すなわち彼女は、この飛空挺をゲートまでの中継地点として、特に体力のない市民やケガを負った者の対処に当てているのだ。
「次の馬車が来ます……あっ!」
町の方を確かめていたヘルムートが、叫びを上げる。
「馬に追われています……まずい!」
馬車に乗せて運ばれてくるけが人たちの後から、馬にまたがったガンマンたちが追っている。威嚇するように銃を撃ち、追い立てている。
「止めます! 任せてください!」
叫ぶと同時、飛び出してきたのはロザリンド・セリナ(ろざりんど・せりな)。この世界にはまったく似つかわしくない重装備で馬にまたがり、馬車の背後から迫るガンマンたちに突撃していく。
迫る弾丸を盾で防ぎながら、スピードを緩めない。
「やあー!」
叫びと共に槍を振り回す。
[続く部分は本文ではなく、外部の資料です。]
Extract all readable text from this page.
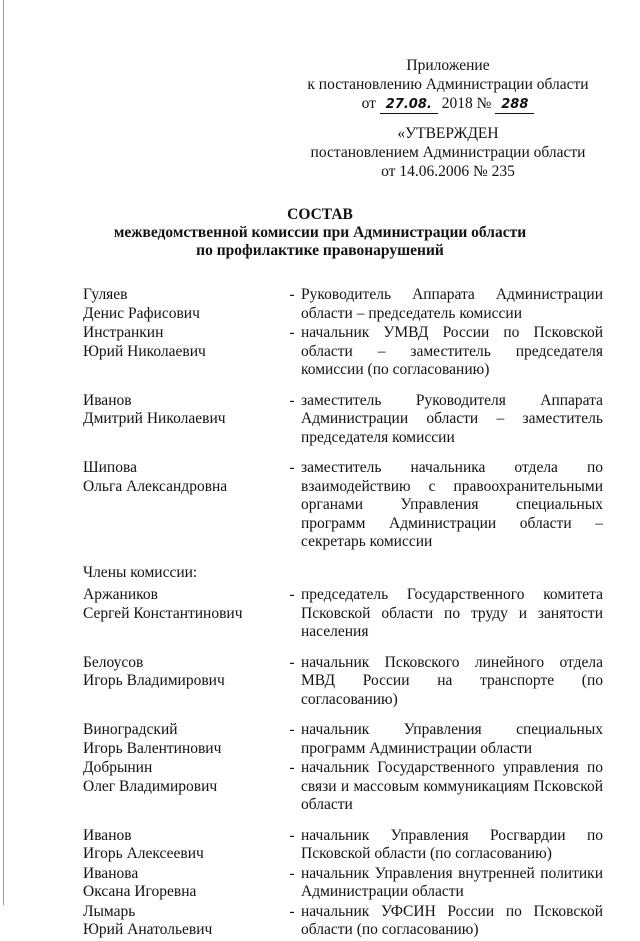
Приложение
к постановлению Администрации области
от 27.08. 2018 № 288
«УТВЕРЖДЕН
постановлением Администрации области
от 14.06.2006 № 235
СОСТАВ
межведомственной комиссии при Администрации области
по профилактике правонарушений
Гуляев
Денис Рафисович
- Руководитель Аппарата Администрации области – председатель комиссии
Инстранкин
Юрий Николаевич
- начальник УМВД России по Псковской области – заместитель председателя комиссии (по согласованию)
Иванов
Дмитрий Николаевич
- заместитель Руководителя Аппарата Администрации области – заместитель председателя комиссии
Шипова
Ольга Александровна
- заместитель начальника отдела по взаимодействию с правоохранительными органами Управления специальных программ Администрации области – секретарь комиссии
Члены комиссии:
Аржаников
Сергей Константинович
- председатель Государственного комитета Псковской области по труду и занятости населения
Белоусов
Игорь Владимирович
- начальник Псковского линейного отдела МВД России на транспорте (по согласованию)
Виноградский
Игорь Валентинович
- начальник Управления специальных программ Администрации области
Добрынин
Олег Владимирович
- начальник Государственного управления по связи и массовым коммуникациям Псковской области
Иванов
Игорь Алексеевич
- начальник Управления Росгвардии по Псковской области (по согласованию)
Иванова
Оксана Игоревна
- начальник Управления внутренней политики Администрации области
Лымарь
Юрий Анатольевич
- начальник УФСИН России по Псковской области (по согласованию)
馬上のガンマンたちを突き落とす狙いだ。
馬の軌道を大きく膨らませてかわそうとするガンマンたち。自然、馬の速度が落ちる。
「もらった!」
ロザリンドの背中に隠れるようについていたテレサ・エーメンス(てれさ・えーめんす)が、ポンチョを跳ね上げて銃を抜く。二丁拳銃が火を噴いて、馬上のガンマンたちを次々に撃ち落としていく。
「よっしゃー、狙いどおり!」
「早く、飛空挺に向かってください!」
ガッツポーズを決めるテレサ。ロザリンドが後から迫るガンマンの前に立ちはだかり、馬車に告げる。
「運び込むわ。急がないと!」
走り出すシャレン。ヘルムートが、ロザリンドたちの援護に向かう。
「患者さんを助けないと……早く!」
立ち上がったジェライザが、わずかな医療施設を備えた医務室へ。がりがりとシンは頭をかく。